The total area of all black-triangular sheets$ = 4 \times $Area of 1 black triangular sheet
$
   \Rightarrow 4 \times 1.39 \\
   \Rightarrow 5.56c{m^2} \\
 $
Step 3: First of all we have to determine the semi-perimeter of the bigger triangular sheet which dimension has 4cm, 4cm, and 3cm with the help of the formula (A) used in the solution hint.
Semi-perimeter of bigger-triangle sheet$(s) = \dfrac{{4 + 4 + 3}}{2}$
$
   \Rightarrow \ dfrac {11}{2} \\
   \Rightarrow s=5.5cm \\
 $
Now, we have to find the area of the bigger triangular sheet with the help of the formula (B) used in the solution hint.
Area of the bigger triangular sheet $ = \sqrt {5.5(5.5 - 4)(5.5 - 4)(5.5 - 3)} $
$
   \Rightarrow \sqrt {5.5 \times 1.5 \times 1.5 \times 2.5} \\
   \Rightarrow \sqrt {30.9375} \\
   \Rightarrow 5.56c{m^2} \\
 $
Step 4: Now, we have to find the total area of all bigger-triangular sheets which is calculated below.
The total area of all bigger-triangular sheets$ = 4 \times $Area of 1 bigger triangular sheet
$
   \Rightarrow 4 \times 5.56 \\
   \Rightarrow 22.24c{m^2} \\
 $
Step 5: Now, we have to find the area of the white triangular sheet with the help of the formula (C) that is mentioned in the solution hint.

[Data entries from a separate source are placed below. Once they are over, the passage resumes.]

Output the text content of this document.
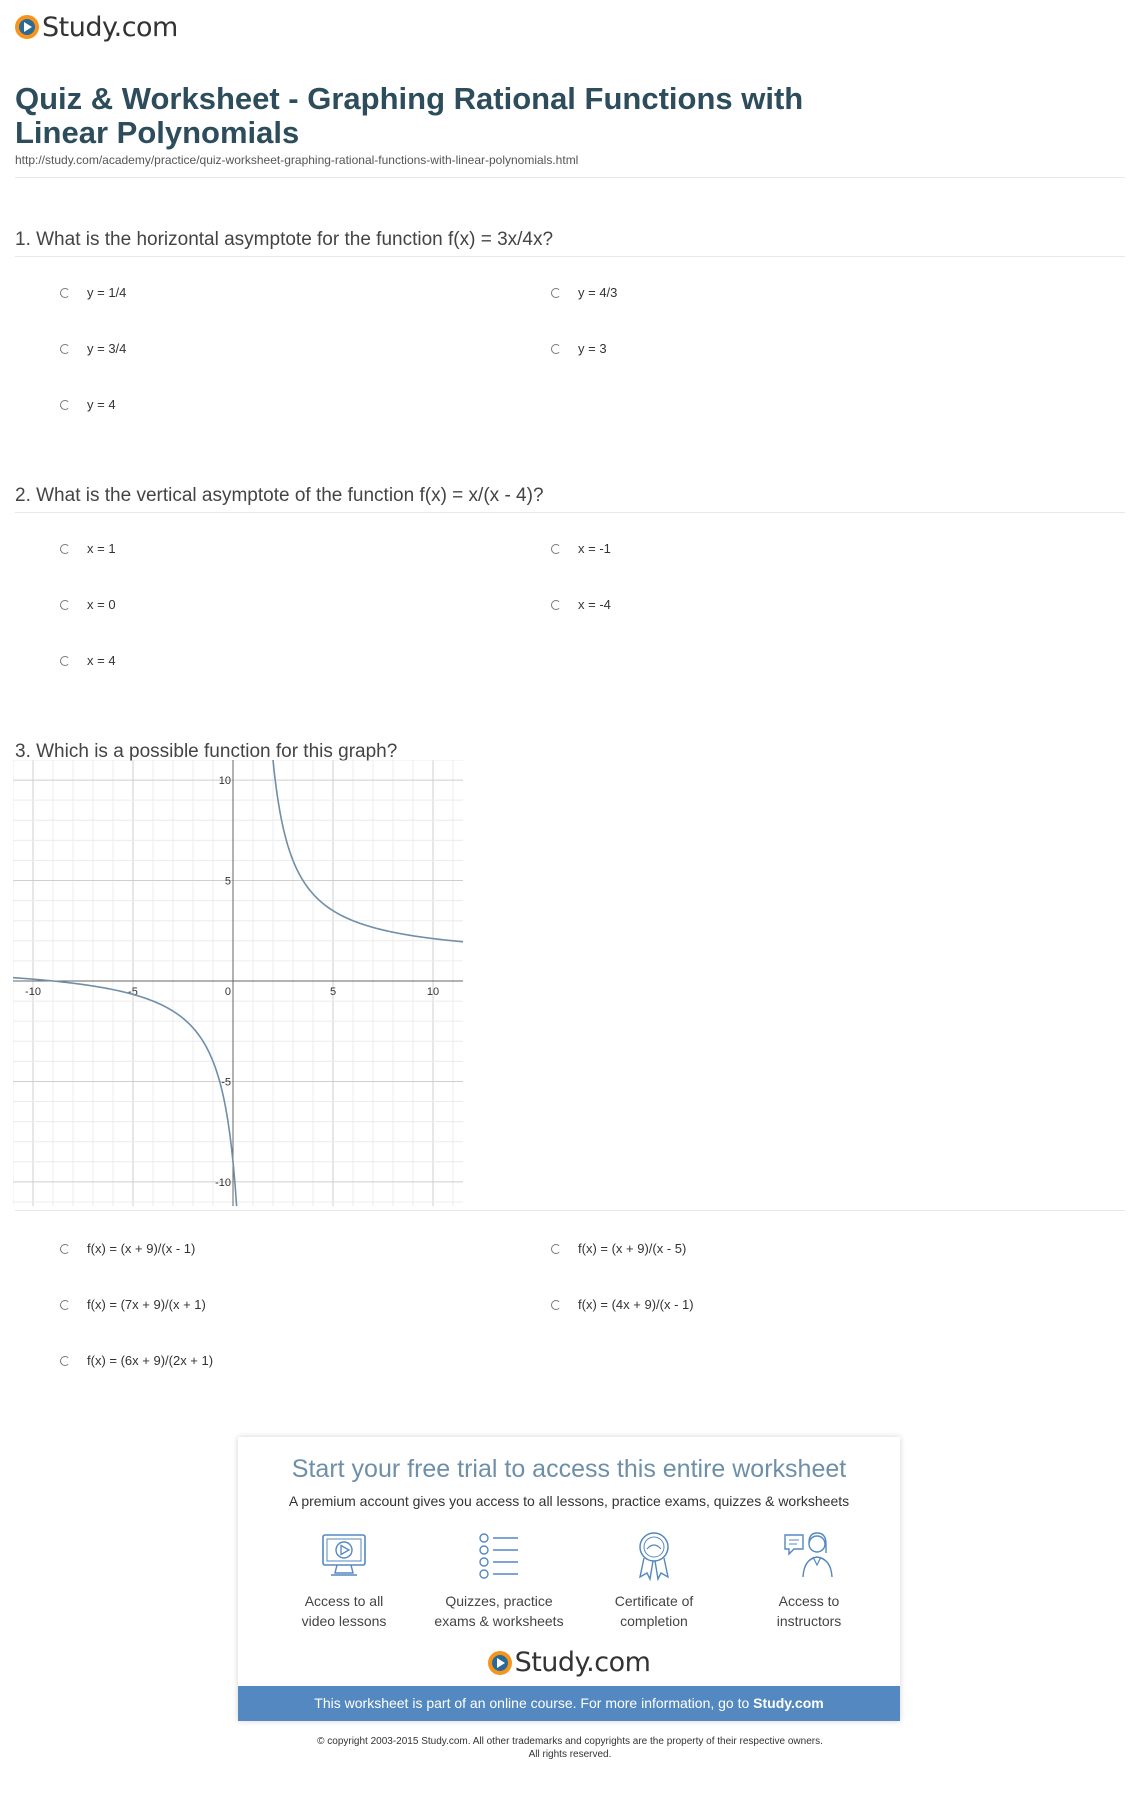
Study.com
Quiz & Worksheet - Graphing Rational Functions with
Linear Polynomials
http://study.com/academy/practice/quiz-worksheet-graphing-rational-functions-with-linear-polynomials.html
1. What is the horizontal asymptote for the function f(x) = 3x/4x?
y = 1/4	y = 4/3
y = 3/4	y = 3
y = 4
2. What is the vertical asymptote of the function f(x) = x/(x - 4)?
x = 1	x = -1
x = 0	x = -4
x = 4
3. Which is a possible function for this graph?
-10	-5	0	5	10
10
5
-5
-10
f(x) = (x + 9)/(x - 1)	f(x) = (x + 9)/(x - 5)
f(x) = (7x + 9)/(x + 1)	f(x) = (4x + 9)/(x - 1)
f(x) = (6x + 9)/(2x + 1)
Start your free trial to access this entire worksheet
A premium account gives you access to all lessons, practice exams, quizzes & worksheets
Access to all
video lessons
Quizzes, practice
exams & worksheets
Certificate of
completion
Access to
instructors
Study.com
This worksheet is part of an online course. For more information, go to Study.com
© copyright 2003-2015 Study.com. All other trademarks and copyrights are the property of their respective owners.
All rights reserved.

Area of white triangular sheet $ = 22.24 - 5.56$
$ \Rightarrow 16.68c{m^2}$

Hence, with the help of the formulas (A), (B), and (C) we have determined the required area which is $ \Rightarrow 16.68c{m^2}$. Therefore option (A) is correct.

Note:
It is necessary to determine the semi-perimeter of the triangle and then find the area of the triangle with the help of the formulas (A), (B) which is mentioned in the solution hint. It is necessary to find the area of the white triangular sheet by finding the difference between the area of all 4 bigger triangular sheets and the area of all 4 white triangular sheets.